Gli ETF (Exchange Traded Fund) sono fondi con caratteristiche simili ai fondi attivi con una grossa differenza. Essi replicano fedelmente il paniere sottostante e non vi è alcun gestore che movimenta a sua discrezione i soldi ivi confluiti. A fronte di questo limite offrono al cliente una più bassa struttura dei costi rispetto ai primi.
Nella gestione patrimoniale (GP), infine, il cliente-risparmiatore conferisce i risparmi a una banca, ovvero una sua SGR o SIM, sulla base di un vincolo. Il cliente da un mandato di gestione alla banca affinché li gestisca al suo posto in base ad accordi prestabiliti (di tempo, di propensione al rischio, etc). Le GP in genere coinvolgono i grossi patrimoni, possono costare anche il 2-3% annuo (sul capitale) e si dividono in GP mobiliari e GP in fondi.

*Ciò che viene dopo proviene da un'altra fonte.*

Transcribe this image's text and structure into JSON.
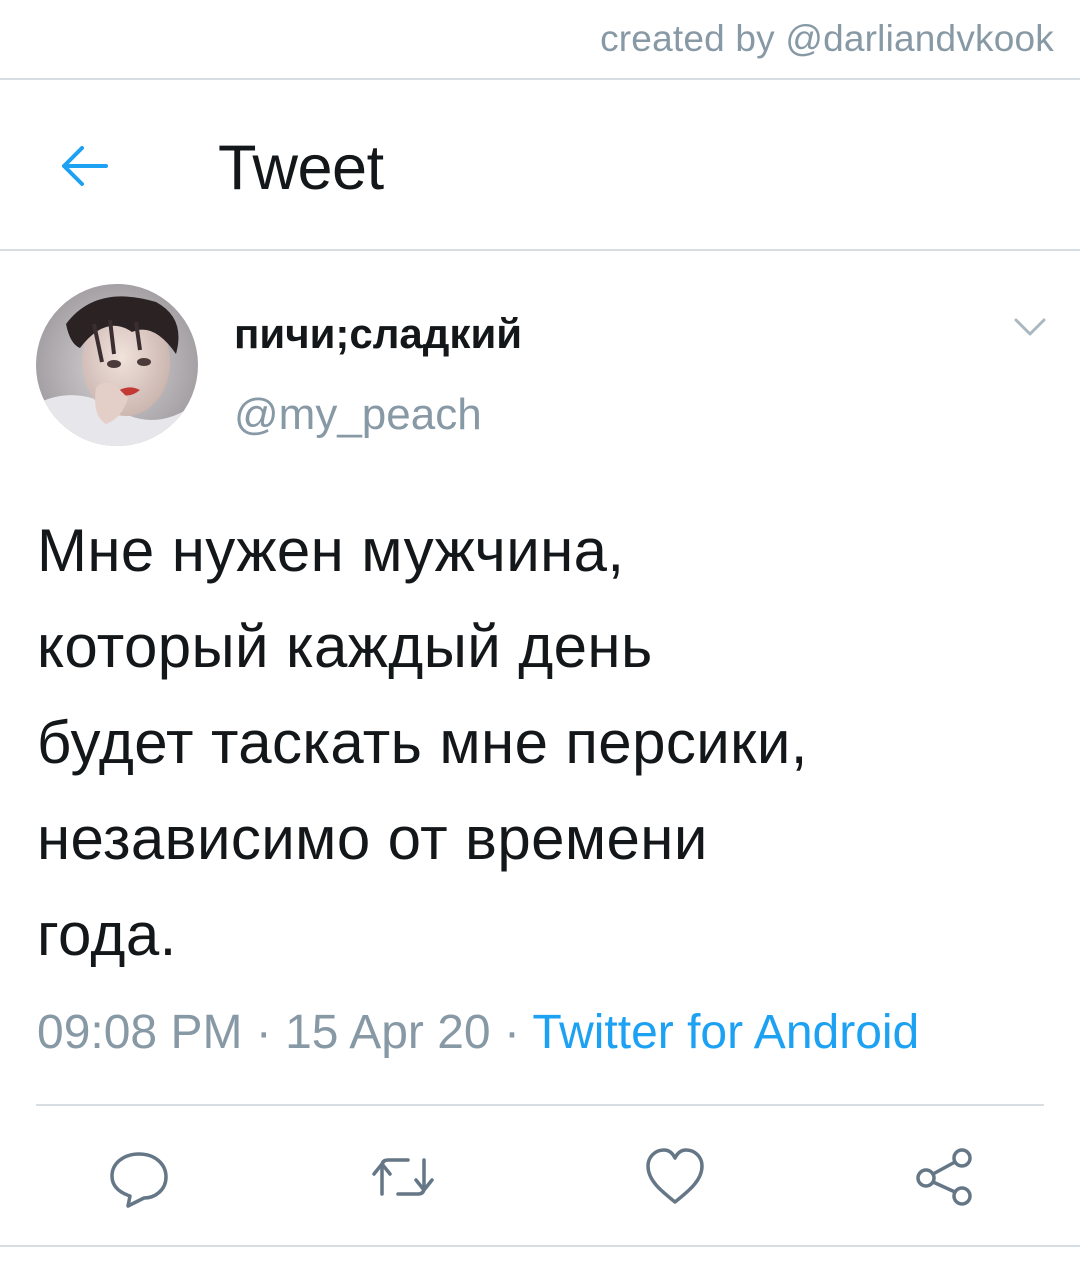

I fondi comuni di investimento o gli ETF e le gestioni patrimoniali possono fallire o sono tutelati fino a 100.000 euro?
Veniamo alla questione di partenza: possono fallire? E se sì, cosa hanno da temere i risparmi ivi confluiti? Ricevono qualche forma di garanzia come nel caso dei depositi bancari tutelati fino a 100mila € oppure no?
Partiamo dai fondi, attivi (FCdI) e passivi (ETF). In questi casi il patrimonio raccolto dai fondi è del tutto separato da quello proprio del gestore del fondo, attivo o passivo che sia. Pertanto un eventuale fallimento di quest’ultimo non coinvolge anche i fondi raccolti in precedenza. Cioè i soldi degli uni sono separati dai soldi dei risparmiatori confluiti nei fondi, pertanto il grado di tutela è elevato. Quindi in caso sopravvenuta insolvenza della società gestore del fondo, il patrimonio di quest’ultimo è per Legge di proprietà esclusiva di chi ha sottoscritto le quote.
Tutt’altro discorso attiene, invece, alle variazioni di valore delle quote detenute. Queste possono oscillare anche di molto nel tempo e differire di parecchio (rispetto ai valori di sottoscrizione) all’atto del riscatto o rimborso finale. Tutto dipende dall’andamento del sottostante e dalle strategie seguite (in proprio o dai professionisti del FCdI).
In definitiva, il fallimento della “scatola contenitiva” non intacca i soldi del risparmiatore. Son dolori, invece, se a crollare è il valore di mercato del contenuto della scatola, al pari di una normale operazione sul mercato fatta in prima persona.
Le tutele dei consorzi come il FITD sono delimitate
In pratica i risparmi confluiti nei FCdI e negli ETF esulano dal perimetro di garanzia del FITD per il caso dei depositi bancari. Tutto qui.
Conclusioni che valgono anche per il caso delle GP, dato che si tratta di un servizio di alta professionalità svolto da un soggetto privato (la banca) verso il suo cliente. In pratica la banca non sta acquisendo fondi con obbligo di restituzione (e quindi oggetto di tutela FITD nei casi e modi previsti dalla Legge). La banca sta erogando un servizio su richiesta del cliente, con tutti i pro e contro del caso (ossia un eventuale brutto risultato della GP).